Friday, February 19, 2016

UK: 1986 article reports Jewish students are harassed by the National Organisation of Labour Students

When discussing antisemitism, sometimes people think that it's a new phenomenon.  That following the Holocaust, Jews had nothing to worry about.  The reality is that people have very short memories. 

While looking for articles about antisemitism at Oxford University, I ran across this article, published in The Guardian in 1986.   Though thirty years have passed, it reads like it was written yesterday.  

Via Paul Bogdanor's blog:
Jewish students are increasingly becoming the targets of anti-Semitism from far-left organisations and political groups within the National Union of Students (NUS), it was claimed yesterday.
Mr Adrian Cohen, chairman of the Union of Jewish Students, cited a series of recent incidents at colleges and universities where Jews have been subjected to “overt prejudice and hostility.”

He said anti-Semitism had become a common feature of campus politics and originated from far-left groups and the National Organisation of Labour Students (NOLS), the dominant political group within the NUS.

Yesterday Jewish students at the Institute of Education in London wrote to their college authorities asking to be allowed to leave their compulsory student union following outbursts at a meeting on Friday.

The protest follows a series of incidents in the National Union of Students and at several universities and colleges.

The debate at Friday’s meeting centred on a motion by members of the Socialist Workers Student Society (SWSS) seeking to overturn a decision made at the NUS conference in April to ban a badge equating Zionism with fascism, racism and apartheid.

The motion’s proposer, Ms Jane Marriott, said that Zionism was “fundamentally racist,” claiming that “the right-wing death squads of Rabbi Meir Kahane represent the true tradition of Zionism.”

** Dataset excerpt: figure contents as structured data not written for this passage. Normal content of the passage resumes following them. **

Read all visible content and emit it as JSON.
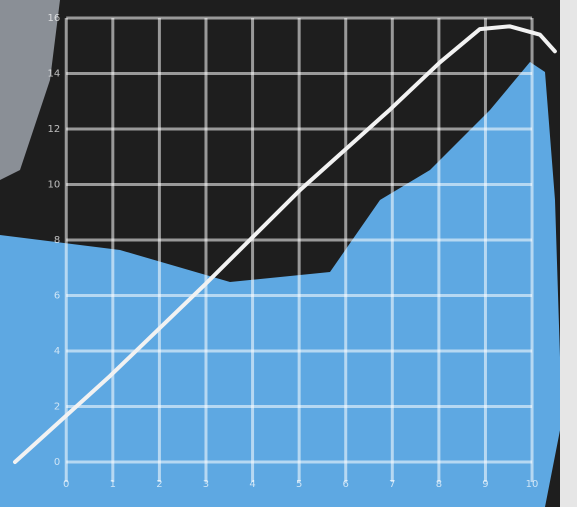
{
  "chart_data": {
    "type": "line",
    "x": [
      -1.1,
      0.94,
      2.98,
      5.02,
      6.95,
      8.02,
      8.88,
      9.52,
      10.17,
      10.49
    ],
    "series": [
      {
        "color": "#f2f2f2",
        "values": [
          0,
          3.1,
          6.4,
          9.8,
          12.7,
          14.4,
          15.6,
          15.7,
          15.4,
          14.8
        ]
      }
    ],
    "xlim": [
      -1.1,
      10.6
    ],
    "xticks": [
      0,
      1,
      2,
      3,
      4,
      5,
      6,
      7,
      8,
      9,
      10
    ],
    "ylim": [
      0,
      16
    ],
    "yticks": [
      0,
      2,
      4,
      6,
      8,
      10,
      12,
      14,
      16
    ],
    "grid": true
  }
}
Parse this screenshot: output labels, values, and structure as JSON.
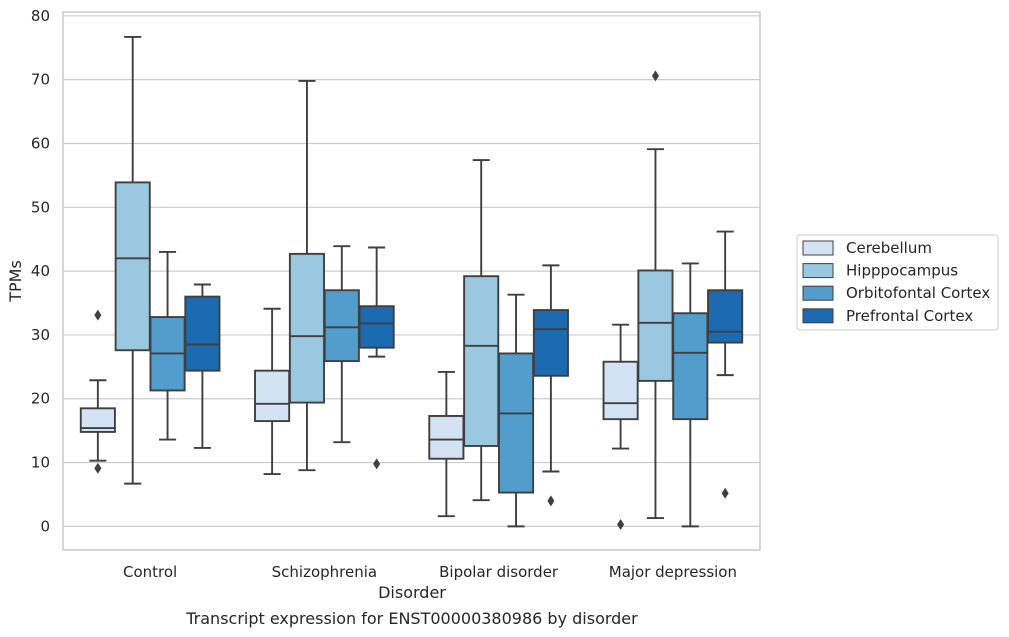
{
  "chart_data": {
    "type": "box",
    "caption": "Transcript expression for ENST00000380986 by disorder",
    "xlabel": "Disorder",
    "ylabel": "TPMs",
    "ylim": [
      -3.7,
      80.6
    ],
    "yticks": [
      0,
      10,
      20,
      30,
      40,
      50,
      60,
      70,
      80
    ],
    "grid": "horizontal",
    "legend_placement": "right-outside",
    "categories": [
      "Control",
      "Schizophrenia",
      "Bipolar disorder",
      "Major depression"
    ],
    "series": [
      {
        "name": "Cerebellum",
        "color": "#d3e3f3",
        "boxes": [
          {
            "whisker_low": 10.3,
            "q1": 14.8,
            "median": 15.4,
            "q3": 18.5,
            "whisker_high": 22.9,
            "outliers": [
              33.1,
              9.1
            ]
          },
          {
            "whisker_low": 8.2,
            "q1": 16.5,
            "median": 19.2,
            "q3": 24.4,
            "whisker_high": 34.1,
            "outliers": []
          },
          {
            "whisker_low": 1.6,
            "q1": 10.6,
            "median": 13.6,
            "q3": 17.3,
            "whisker_high": 24.2,
            "outliers": []
          },
          {
            "whisker_low": 12.2,
            "q1": 16.8,
            "median": 19.3,
            "q3": 25.8,
            "whisker_high": 31.6,
            "outliers": [
              0.3
            ]
          }
        ]
      },
      {
        "name": "Hipppocampus",
        "color": "#9ac8e0",
        "boxes": [
          {
            "whisker_low": 6.7,
            "q1": 27.6,
            "median": 42.0,
            "q3": 53.9,
            "whisker_high": 76.7,
            "outliers": []
          },
          {
            "whisker_low": 8.8,
            "q1": 19.4,
            "median": 29.8,
            "q3": 42.7,
            "whisker_high": 69.8,
            "outliers": []
          },
          {
            "whisker_low": 4.1,
            "q1": 12.6,
            "median": 28.3,
            "q3": 39.2,
            "whisker_high": 57.4,
            "outliers": []
          },
          {
            "whisker_low": 1.3,
            "q1": 22.8,
            "median": 31.9,
            "q3": 40.1,
            "whisker_high": 59.1,
            "outliers": [
              70.6
            ]
          }
        ]
      },
      {
        "name": "Orbitofontal Cortex",
        "color": "#529dcc",
        "boxes": [
          {
            "whisker_low": 13.6,
            "q1": 21.3,
            "median": 27.1,
            "q3": 32.8,
            "whisker_high": 43.0,
            "outliers": []
          },
          {
            "whisker_low": 13.2,
            "q1": 25.9,
            "median": 31.2,
            "q3": 37.0,
            "whisker_high": 43.9,
            "outliers": []
          },
          {
            "whisker_low": 0.0,
            "q1": 5.3,
            "median": 17.7,
            "q3": 27.1,
            "whisker_high": 36.3,
            "outliers": []
          },
          {
            "whisker_low": 0.0,
            "q1": 16.8,
            "median": 27.2,
            "q3": 33.4,
            "whisker_high": 41.2,
            "outliers": []
          }
        ]
      },
      {
        "name": "Prefrontal Cortex",
        "color": "#1c6aaf",
        "boxes": [
          {
            "whisker_low": 12.3,
            "q1": 24.4,
            "median": 28.5,
            "q3": 36.0,
            "whisker_high": 37.9,
            "outliers": []
          },
          {
            "whisker_low": 26.6,
            "q1": 28.0,
            "median": 31.8,
            "q3": 34.5,
            "whisker_high": 43.7,
            "outliers": [
              9.8
            ]
          },
          {
            "whisker_low": 8.6,
            "q1": 23.6,
            "median": 30.9,
            "q3": 33.9,
            "whisker_high": 40.9,
            "outliers": [
              4.0
            ]
          },
          {
            "whisker_low": 23.7,
            "q1": 28.8,
            "median": 30.5,
            "q3": 37.0,
            "whisker_high": 46.2,
            "outliers": [
              5.2
            ]
          }
        ]
      }
    ]
  }
}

She was opposed by Mr Cohen, who was introduced is a guest speaker from the UJS to jeers and hisses.

One speaker supporting the motion pointed to a group of Jewish students sitting together and said: “We are not anti-Semitic. But those people are believing in some kind of better than thou human beings.”

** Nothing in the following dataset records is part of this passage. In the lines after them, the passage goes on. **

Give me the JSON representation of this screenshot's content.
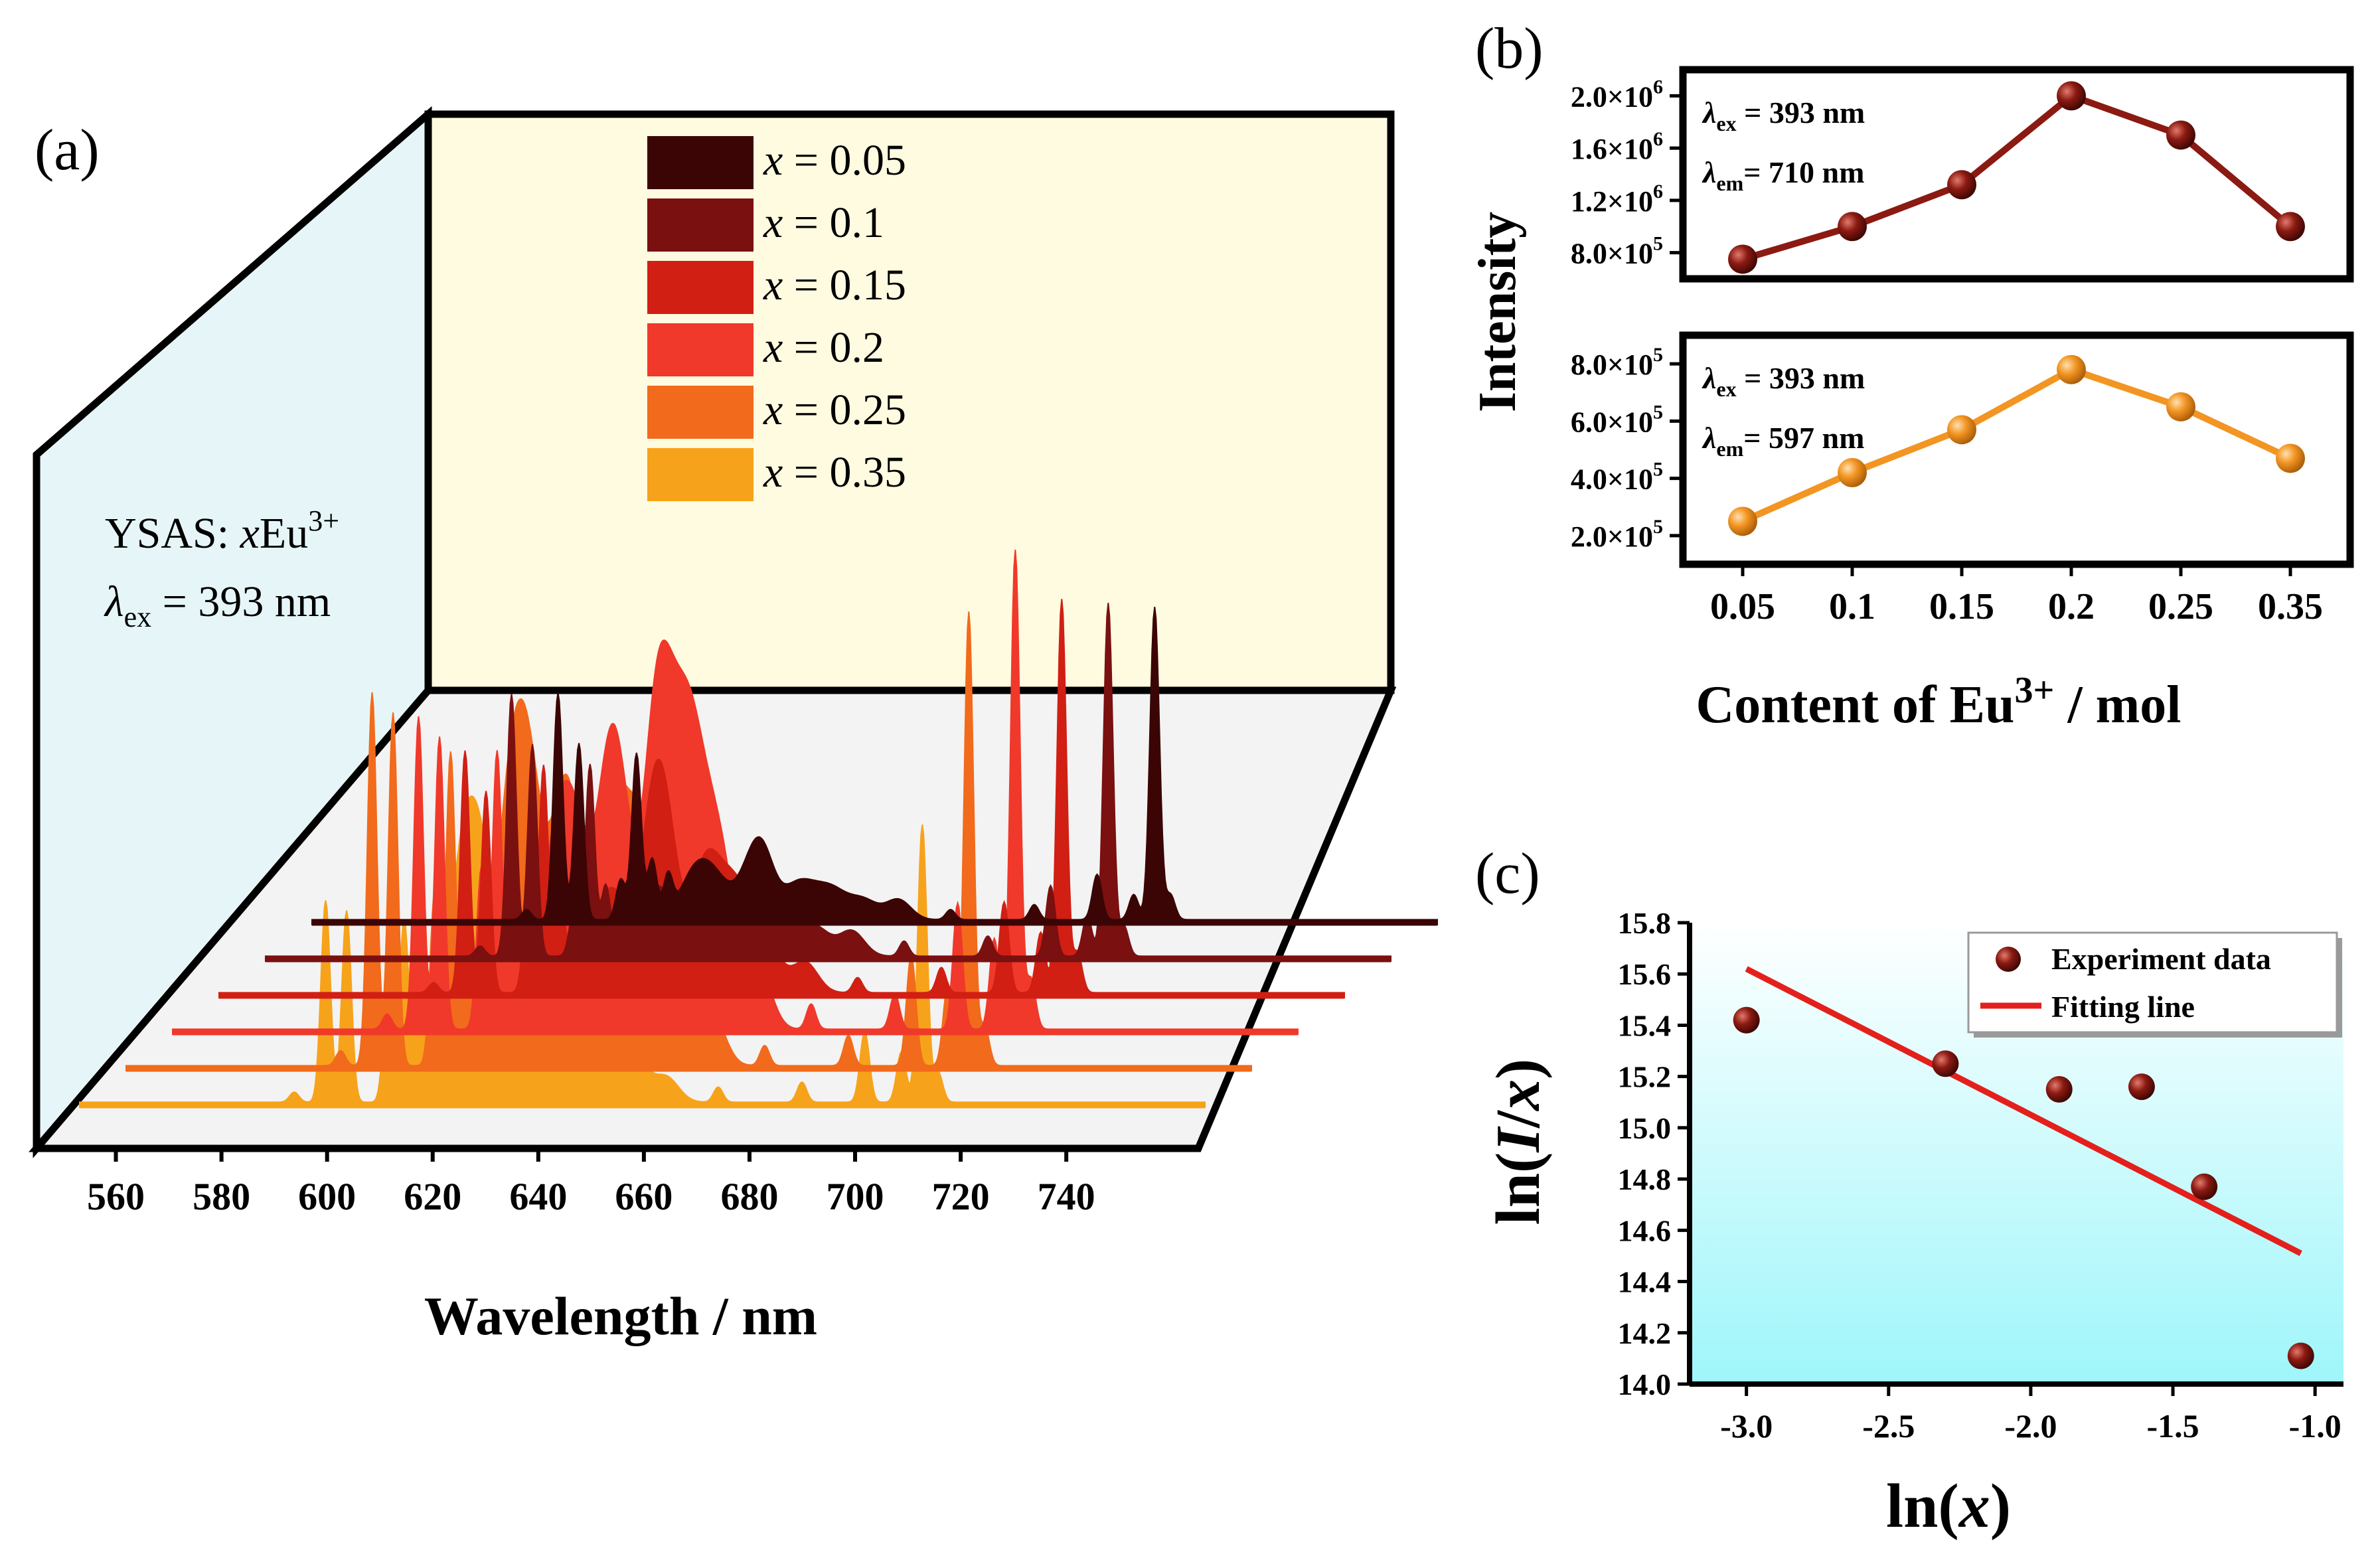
{
  "chart_data": [
    {
      "panel": "(a)",
      "type": "area",
      "title": "",
      "xlabel": "Wavelength / nm",
      "xticks": [
        560,
        580,
        600,
        620,
        640,
        660,
        680,
        700,
        720,
        740
      ],
      "xlim": [
        550,
        765
      ],
      "annotation_line1_prefix": "YSAS: ",
      "annotation_line1_var": "x",
      "annotation_line1_ion": "Eu",
      "annotation_line1_sup": "3+",
      "annotation_line2_sym": "λ",
      "annotation_line2_sub": "ex",
      "annotation_line2_rest": " = 393 nm",
      "peaks_nm": [
        591,
        597,
        601,
        609,
        612,
        615,
        618,
        622,
        625,
        628,
        633,
        636,
        642,
        645,
        648,
        650,
        653,
        656,
        662,
        672,
        688,
        700,
        707,
        711,
        714
      ],
      "series": [
        {
          "name": "x = 0.05",
          "var": "x",
          "label": " = 0.05",
          "color": "#3b0505",
          "heights": [
            0.02,
            0.45,
            0.35,
            0.08,
            0.33,
            0.12,
            0.08,
            0.06,
            0.07,
            0.05,
            0.06,
            0.13,
            0.05,
            0.04,
            0.03,
            0.03,
            0.02,
            0.03,
            0.04,
            0.02,
            0.03,
            0.09,
            0.05,
            0.62,
            0.05
          ]
        },
        {
          "name": "x = 0.1",
          "var": "x",
          "label": " = 0.1",
          "color": "#7a1010",
          "heights": [
            0.02,
            0.52,
            0.42,
            0.1,
            0.38,
            0.14,
            0.1,
            0.07,
            0.08,
            0.06,
            0.07,
            0.14,
            0.06,
            0.05,
            0.04,
            0.04,
            0.03,
            0.04,
            0.05,
            0.03,
            0.04,
            0.14,
            0.08,
            0.7,
            0.06
          ]
        },
        {
          "name": "x = 0.15",
          "var": "x",
          "label": " = 0.15",
          "color": "#d11f14",
          "heights": [
            0.02,
            0.48,
            0.4,
            0.18,
            0.45,
            0.25,
            0.16,
            0.1,
            0.12,
            0.09,
            0.33,
            0.22,
            0.18,
            0.14,
            0.1,
            0.09,
            0.08,
            0.05,
            0.06,
            0.03,
            0.05,
            0.18,
            0.12,
            0.78,
            0.08
          ]
        },
        {
          "name": "x = 0.2",
          "var": "x",
          "label": " = 0.2",
          "color": "#f0392a",
          "heights": [
            0.03,
            0.62,
            0.58,
            0.32,
            0.55,
            0.38,
            0.3,
            0.22,
            0.28,
            0.24,
            0.4,
            0.32,
            0.5,
            0.36,
            0.3,
            0.26,
            0.24,
            0.2,
            0.12,
            0.05,
            0.07,
            0.25,
            0.18,
            0.95,
            0.1
          ]
        },
        {
          "name": "x = 0.25",
          "var": "x",
          "label": " = 0.25",
          "color": "#f26a1b",
          "heights": [
            0.03,
            0.74,
            0.7,
            0.35,
            0.62,
            0.4,
            0.32,
            0.3,
            0.42,
            0.36,
            0.38,
            0.3,
            0.34,
            0.28,
            0.22,
            0.2,
            0.18,
            0.16,
            0.1,
            0.04,
            0.06,
            0.22,
            0.16,
            0.9,
            0.08
          ]
        },
        {
          "name": "x = 0.35",
          "var": "x",
          "label": " = 0.35",
          "color": "#f7a21b",
          "heights": [
            0.02,
            0.4,
            0.38,
            0.25,
            0.36,
            0.3,
            0.28,
            0.3,
            0.34,
            0.28,
            0.26,
            0.18,
            0.22,
            0.18,
            0.14,
            0.1,
            0.1,
            0.08,
            0.05,
            0.03,
            0.04,
            0.14,
            0.1,
            0.55,
            0.06
          ]
        }
      ]
    },
    {
      "panel": "(b)",
      "type": "line",
      "ylabel": "Intensity",
      "xlabel_main": "Content of Eu",
      "xlabel_sup": "3+",
      "xlabel_tail": " / mol",
      "categories": [
        "0.05",
        "0.1",
        "0.15",
        "0.2",
        "0.25",
        "0.35"
      ],
      "subplots": [
        {
          "name": "710 nm emission",
          "color": "#8b1a12",
          "values": [
            750000,
            1000000,
            1320000,
            2000000,
            1700000,
            1000000
          ],
          "ylim": [
            600000,
            2200000
          ],
          "ytick_values": [
            800000,
            1200000,
            1600000,
            2000000
          ],
          "ytick_mantissas": [
            "8.0×10",
            "1.2×10",
            "1.6×10",
            "2.0×10"
          ],
          "ytick_exponents": [
            "5",
            "6",
            "6",
            "6"
          ],
          "label_ex_sym": "λ",
          "label_ex_sub": "ex",
          "label_ex_rest": " = 393 nm",
          "label_em_sym": "λ",
          "label_em_sub": "em",
          "label_em_rest": "= 710 nm"
        },
        {
          "name": "597 nm emission",
          "color": "#f29522",
          "values": [
            250000,
            420000,
            570000,
            780000,
            650000,
            470000
          ],
          "ylim": [
            100000,
            900000
          ],
          "ytick_values": [
            200000,
            400000,
            600000,
            800000
          ],
          "ytick_mantissas": [
            "2.0×10",
            "4.0×10",
            "6.0×10",
            "8.0×10"
          ],
          "ytick_exponents": [
            "5",
            "5",
            "5",
            "5"
          ],
          "label_ex_sym": "λ",
          "label_ex_sub": "ex",
          "label_ex_rest": " = 393 nm",
          "label_em_sym": "λ",
          "label_em_sub": "em",
          "label_em_rest": "= 597 nm"
        }
      ]
    },
    {
      "panel": "(c)",
      "type": "scatter",
      "xlabel": "ln(x)",
      "ylabel": "ln(I/x)",
      "xlim": [
        -3.2,
        -0.9
      ],
      "ylim": [
        14.0,
        15.8
      ],
      "xticks": [
        -3.0,
        -2.5,
        -2.0,
        -1.5,
        -1.0
      ],
      "xtick_labels": [
        "-3.0",
        "-2.5",
        "-2.0",
        "-1.5",
        "-1.0"
      ],
      "yticks": [
        14.0,
        14.2,
        14.4,
        14.6,
        14.8,
        15.0,
        15.2,
        15.4,
        15.6,
        15.8
      ],
      "ytick_labels": [
        "14.0",
        "14.2",
        "14.4",
        "14.6",
        "14.8",
        "15.0",
        "15.2",
        "15.4",
        "15.6",
        "15.8"
      ],
      "points_x": [
        -3.0,
        -2.3,
        -1.9,
        -1.61,
        -1.39,
        -1.05
      ],
      "points_y": [
        15.42,
        15.25,
        15.15,
        15.16,
        14.77,
        14.11
      ],
      "fit_x": [
        -3.0,
        -1.05
      ],
      "fit_y": [
        15.62,
        14.51
      ],
      "legend": [
        "Experiment data",
        "Fitting line"
      ],
      "point_color": "#7a1010",
      "line_color": "#e3201c"
    }
  ],
  "panel_labels": {
    "a": "(a)",
    "b": "(b)",
    "c": "(c)"
  }
}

Angry scenes followed when Jewish students were prevented from making a closing speech. One woman rose to protest, saying that as a Jew she felt intimidated. The SWSS group responded with a loud, ironic “ahhhh.”

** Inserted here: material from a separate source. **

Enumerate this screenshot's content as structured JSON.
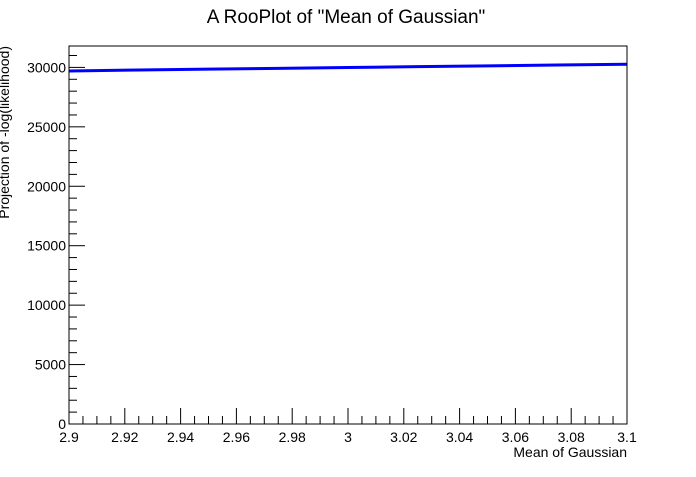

Mr Cohen said later that behaviour which would never be tolerated towards black students was being directed against Jews with increasing frequency.

In several campuses, the equation of Zionism with racism has led to attempts to ban Jewish societies, and Jewish students have repeatedly been prevented from speaking in Middle East debates.

Mr Justin Trenner described an experience at Swansea University: “I wanted to speak because this was a subject of Jewish interest. I was stopped by a large majority because I might be Zionist, and therefore racist.”

At Leeds University, an exhibition last term about the holocaust was defaced by slogans claiming that Jews were concentration camp “kapos” in Israel.

During the exhibition, two men burst into the office of Mr Rob Minshull, a union sabbatical officer. He said they shouted “you Jewish bastard, we’re going to sort you out,” attacked him and broke his nose.